Company executives say they also may lay off as many as 2,400 workers to meet goal of saving $1.1 billion.

September 23, 2003|From Associated Press

AKRON, Ohio — Goodyear Tire & Rubber Co. is considering closing an Alabama tire plant and laying off as many as 2,400 workers at other plants in 10 states as well as other options to meet its goal of saving $1.1 billion over the next three years, company officials said Monday.

A three-year contract approved last week by Goodyear employees gives the company the option to cut jobs if production and cost-cutting goals aren't met.

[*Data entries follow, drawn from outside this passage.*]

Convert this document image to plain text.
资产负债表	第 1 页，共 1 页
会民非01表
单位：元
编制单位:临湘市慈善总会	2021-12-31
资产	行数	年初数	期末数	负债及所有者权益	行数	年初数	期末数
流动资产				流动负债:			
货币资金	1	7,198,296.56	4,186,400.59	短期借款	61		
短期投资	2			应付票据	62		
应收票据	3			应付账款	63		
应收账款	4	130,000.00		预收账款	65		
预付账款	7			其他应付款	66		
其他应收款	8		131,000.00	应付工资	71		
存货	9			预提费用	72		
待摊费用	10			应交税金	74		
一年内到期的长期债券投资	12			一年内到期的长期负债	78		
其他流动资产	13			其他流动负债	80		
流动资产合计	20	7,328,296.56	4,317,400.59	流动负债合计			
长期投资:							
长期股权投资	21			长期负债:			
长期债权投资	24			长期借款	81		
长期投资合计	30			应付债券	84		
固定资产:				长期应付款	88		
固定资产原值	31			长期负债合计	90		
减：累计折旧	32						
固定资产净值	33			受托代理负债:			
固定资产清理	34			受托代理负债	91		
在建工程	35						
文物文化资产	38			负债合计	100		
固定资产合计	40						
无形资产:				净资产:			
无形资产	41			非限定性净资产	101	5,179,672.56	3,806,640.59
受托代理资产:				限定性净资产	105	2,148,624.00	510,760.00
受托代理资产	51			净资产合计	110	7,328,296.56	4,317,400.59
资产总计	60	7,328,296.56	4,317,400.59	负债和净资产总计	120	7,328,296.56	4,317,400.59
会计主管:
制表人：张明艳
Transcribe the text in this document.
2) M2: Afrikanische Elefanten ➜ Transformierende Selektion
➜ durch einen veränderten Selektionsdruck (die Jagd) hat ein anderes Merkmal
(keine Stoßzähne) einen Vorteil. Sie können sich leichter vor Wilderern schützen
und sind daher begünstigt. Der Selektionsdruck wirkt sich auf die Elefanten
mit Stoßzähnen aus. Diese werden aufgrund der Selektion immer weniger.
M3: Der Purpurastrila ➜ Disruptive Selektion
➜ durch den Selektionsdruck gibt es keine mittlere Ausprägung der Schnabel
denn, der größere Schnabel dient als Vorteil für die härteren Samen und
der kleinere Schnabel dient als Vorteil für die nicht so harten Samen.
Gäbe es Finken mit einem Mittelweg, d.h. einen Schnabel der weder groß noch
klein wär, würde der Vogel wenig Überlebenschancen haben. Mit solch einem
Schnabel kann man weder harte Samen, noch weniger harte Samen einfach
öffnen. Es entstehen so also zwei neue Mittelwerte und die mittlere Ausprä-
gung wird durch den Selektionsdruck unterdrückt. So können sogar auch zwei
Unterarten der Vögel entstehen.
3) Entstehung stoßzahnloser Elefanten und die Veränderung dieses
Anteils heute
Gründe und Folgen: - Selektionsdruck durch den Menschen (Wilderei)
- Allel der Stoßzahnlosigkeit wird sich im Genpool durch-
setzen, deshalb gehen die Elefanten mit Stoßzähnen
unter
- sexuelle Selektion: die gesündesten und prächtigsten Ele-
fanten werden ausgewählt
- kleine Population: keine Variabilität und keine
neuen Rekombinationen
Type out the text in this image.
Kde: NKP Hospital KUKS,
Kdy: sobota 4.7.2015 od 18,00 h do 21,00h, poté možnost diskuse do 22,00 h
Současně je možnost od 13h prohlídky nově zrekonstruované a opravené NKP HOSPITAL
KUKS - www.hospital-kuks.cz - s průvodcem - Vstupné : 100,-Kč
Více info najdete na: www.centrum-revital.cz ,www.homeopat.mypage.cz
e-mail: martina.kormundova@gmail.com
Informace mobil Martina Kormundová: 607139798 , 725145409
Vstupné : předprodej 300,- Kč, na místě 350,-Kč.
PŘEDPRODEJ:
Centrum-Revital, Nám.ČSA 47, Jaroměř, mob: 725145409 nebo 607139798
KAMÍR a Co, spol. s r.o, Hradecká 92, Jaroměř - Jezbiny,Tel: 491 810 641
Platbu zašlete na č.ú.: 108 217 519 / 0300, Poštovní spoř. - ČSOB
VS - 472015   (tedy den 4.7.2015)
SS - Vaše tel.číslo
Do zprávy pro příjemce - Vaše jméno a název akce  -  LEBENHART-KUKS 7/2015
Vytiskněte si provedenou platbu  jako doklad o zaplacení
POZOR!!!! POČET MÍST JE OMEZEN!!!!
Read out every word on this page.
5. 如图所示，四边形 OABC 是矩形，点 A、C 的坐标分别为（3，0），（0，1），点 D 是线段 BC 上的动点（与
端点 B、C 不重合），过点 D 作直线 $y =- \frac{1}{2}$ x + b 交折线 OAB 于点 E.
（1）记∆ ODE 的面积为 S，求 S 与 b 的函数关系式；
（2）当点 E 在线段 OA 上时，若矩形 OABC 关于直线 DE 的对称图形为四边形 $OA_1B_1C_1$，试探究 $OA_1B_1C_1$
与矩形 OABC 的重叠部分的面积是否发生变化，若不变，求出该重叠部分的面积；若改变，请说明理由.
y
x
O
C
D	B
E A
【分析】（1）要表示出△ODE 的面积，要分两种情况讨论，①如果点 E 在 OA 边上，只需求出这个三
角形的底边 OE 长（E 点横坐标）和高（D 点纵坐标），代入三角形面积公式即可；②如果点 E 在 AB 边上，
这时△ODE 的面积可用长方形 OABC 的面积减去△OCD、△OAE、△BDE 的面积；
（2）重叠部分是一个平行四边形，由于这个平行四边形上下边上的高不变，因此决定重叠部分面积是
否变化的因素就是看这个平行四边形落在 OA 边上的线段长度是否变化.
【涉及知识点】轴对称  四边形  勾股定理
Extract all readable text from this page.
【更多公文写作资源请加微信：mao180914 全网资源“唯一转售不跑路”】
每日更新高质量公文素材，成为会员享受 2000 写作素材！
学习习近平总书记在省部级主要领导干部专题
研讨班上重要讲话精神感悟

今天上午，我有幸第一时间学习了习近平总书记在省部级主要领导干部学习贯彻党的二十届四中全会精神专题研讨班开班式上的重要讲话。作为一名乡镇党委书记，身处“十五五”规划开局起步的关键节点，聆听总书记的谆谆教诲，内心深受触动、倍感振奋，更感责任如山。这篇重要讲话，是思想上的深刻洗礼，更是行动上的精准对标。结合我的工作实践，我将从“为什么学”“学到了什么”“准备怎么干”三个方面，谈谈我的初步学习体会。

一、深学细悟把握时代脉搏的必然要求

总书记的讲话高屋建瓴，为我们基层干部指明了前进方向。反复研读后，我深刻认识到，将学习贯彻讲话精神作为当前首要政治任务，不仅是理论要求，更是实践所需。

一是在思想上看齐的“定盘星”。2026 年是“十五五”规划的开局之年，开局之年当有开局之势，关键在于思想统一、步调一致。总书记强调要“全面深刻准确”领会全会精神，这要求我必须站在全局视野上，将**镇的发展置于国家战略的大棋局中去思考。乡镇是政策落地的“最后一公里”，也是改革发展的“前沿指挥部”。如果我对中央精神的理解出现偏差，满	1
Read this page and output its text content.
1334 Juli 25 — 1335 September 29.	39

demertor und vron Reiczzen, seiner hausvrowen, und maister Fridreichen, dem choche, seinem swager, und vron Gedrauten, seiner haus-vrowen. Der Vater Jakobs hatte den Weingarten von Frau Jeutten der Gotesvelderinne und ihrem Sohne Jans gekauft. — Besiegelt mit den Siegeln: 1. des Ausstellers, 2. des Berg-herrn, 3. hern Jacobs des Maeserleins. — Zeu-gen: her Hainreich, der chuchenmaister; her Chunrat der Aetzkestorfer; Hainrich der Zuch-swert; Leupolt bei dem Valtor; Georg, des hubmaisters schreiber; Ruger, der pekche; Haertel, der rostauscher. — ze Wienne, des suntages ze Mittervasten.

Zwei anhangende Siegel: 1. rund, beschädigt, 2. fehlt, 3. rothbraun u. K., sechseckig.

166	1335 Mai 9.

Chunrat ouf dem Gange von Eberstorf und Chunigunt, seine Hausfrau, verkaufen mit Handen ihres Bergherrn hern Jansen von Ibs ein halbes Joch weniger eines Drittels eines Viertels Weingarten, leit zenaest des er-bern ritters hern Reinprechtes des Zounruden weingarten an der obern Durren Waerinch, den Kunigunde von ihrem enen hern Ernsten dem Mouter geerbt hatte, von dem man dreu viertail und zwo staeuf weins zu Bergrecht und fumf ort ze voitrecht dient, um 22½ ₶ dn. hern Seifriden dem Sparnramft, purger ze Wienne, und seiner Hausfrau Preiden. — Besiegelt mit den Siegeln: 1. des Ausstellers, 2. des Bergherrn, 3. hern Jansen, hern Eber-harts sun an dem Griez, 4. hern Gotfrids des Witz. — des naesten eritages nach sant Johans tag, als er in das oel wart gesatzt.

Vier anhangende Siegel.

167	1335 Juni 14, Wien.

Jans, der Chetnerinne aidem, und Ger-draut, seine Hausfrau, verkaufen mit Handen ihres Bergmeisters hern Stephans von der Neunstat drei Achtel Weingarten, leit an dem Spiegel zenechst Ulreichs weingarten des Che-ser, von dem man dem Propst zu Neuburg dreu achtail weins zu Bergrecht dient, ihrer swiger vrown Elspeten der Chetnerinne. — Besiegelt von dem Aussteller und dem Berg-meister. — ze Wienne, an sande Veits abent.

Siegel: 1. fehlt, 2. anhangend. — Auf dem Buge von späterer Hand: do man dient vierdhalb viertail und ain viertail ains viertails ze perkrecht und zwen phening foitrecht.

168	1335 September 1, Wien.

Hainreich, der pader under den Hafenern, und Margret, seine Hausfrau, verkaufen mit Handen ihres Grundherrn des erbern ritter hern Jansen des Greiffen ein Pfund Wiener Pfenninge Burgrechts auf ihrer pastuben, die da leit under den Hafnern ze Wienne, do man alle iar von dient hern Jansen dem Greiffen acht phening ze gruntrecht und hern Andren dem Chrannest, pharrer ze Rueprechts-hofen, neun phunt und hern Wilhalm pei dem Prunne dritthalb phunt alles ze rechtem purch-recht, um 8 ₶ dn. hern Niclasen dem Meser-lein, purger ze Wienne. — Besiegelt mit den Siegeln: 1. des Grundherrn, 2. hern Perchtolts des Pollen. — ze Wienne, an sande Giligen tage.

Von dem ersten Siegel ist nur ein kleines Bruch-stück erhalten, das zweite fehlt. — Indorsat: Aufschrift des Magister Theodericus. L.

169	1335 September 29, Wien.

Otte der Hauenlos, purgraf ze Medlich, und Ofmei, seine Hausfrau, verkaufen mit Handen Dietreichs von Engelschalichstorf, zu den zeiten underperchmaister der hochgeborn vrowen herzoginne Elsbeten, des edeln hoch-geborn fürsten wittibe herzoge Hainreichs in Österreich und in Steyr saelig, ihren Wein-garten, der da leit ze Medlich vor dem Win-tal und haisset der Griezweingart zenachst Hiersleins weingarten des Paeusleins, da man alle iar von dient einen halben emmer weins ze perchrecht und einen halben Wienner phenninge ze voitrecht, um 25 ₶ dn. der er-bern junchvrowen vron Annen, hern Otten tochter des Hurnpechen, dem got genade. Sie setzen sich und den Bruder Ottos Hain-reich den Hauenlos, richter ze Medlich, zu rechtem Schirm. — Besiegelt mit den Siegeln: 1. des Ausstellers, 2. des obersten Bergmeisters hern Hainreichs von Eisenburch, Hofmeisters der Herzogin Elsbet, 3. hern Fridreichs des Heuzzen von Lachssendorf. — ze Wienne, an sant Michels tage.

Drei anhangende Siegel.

Those goals have not been determined.

"We're not announcing closure of any plants today, but we obviously have the option to do so," Chief Executive Robert Keegan said.

Goodyear executives said the company could cut as many as 15%, or 2,400, of the roughly 16,000 jobs at 14 plants in Ohio, Virginia, North Carolina, Illinois, Alabama, Nebraska, Wisconsin, New York, Kansas, Texas and Tennessee.

The contract also allows closure of the Dunlop tire facility in Huntsville, Ala., which employs about 1,300 people and is Goodyear's most expensive plant to operate.

Jonathan Rich, president of the North American Tire division, said no decisions have been made about closures or layoffs. "When we make those decisions, we'll let people know," he said.

Cutting 500 workers from the payroll would save Goodyear about $40 million annually, Keegan said.

Steelworkers of America spokesman Wayne Ranick said it's a positive that Goodyear agreed to protect at least 85% of its North American jobs.

Workers realize that sacrifices must be made to ensure a stable financial future for Goodyear, he said.

"There's also going to be a lot of reductions in terms of management salaried positions," Ranick said.

Goodyear eliminated about 700 salaried positions this year, the majority of them at its Akron headquarters.

The union and company executives praised their cooperation to develop production goals, including more efficient ways to make tires.

"We realize the challenges of global competition," Ranick said. "A lot of times folks on the floor know as much as anybody, and often more than the supervisor on the floor."

The contract, which Goodyear hopes will serve as a model for the rubber industry, also requires employees and retirees to pay more for health insurance and promises that Goodyear will refinance its debt.

Goodyear has promised to pay workers $1,000 each and retirees $500 each if the company does not follow through on the refinancing, executives said.

Rich said Goodyear appreciates workers' sacrificing raises and agreeing to higher health insurance premiums and prescription co-payments.

Goodyear lost $236.9 million, or $1.35 a share, for the first half of the year. Goodyear's turnaround plan includes reducing costs by $1 billion to $1.5 billion by the end of 2005 and possibly selling some of its non-tire businesses.

Goodyear shares fell 57 cents, or 7.1%, to $7.47 on the New York Stock Exchange.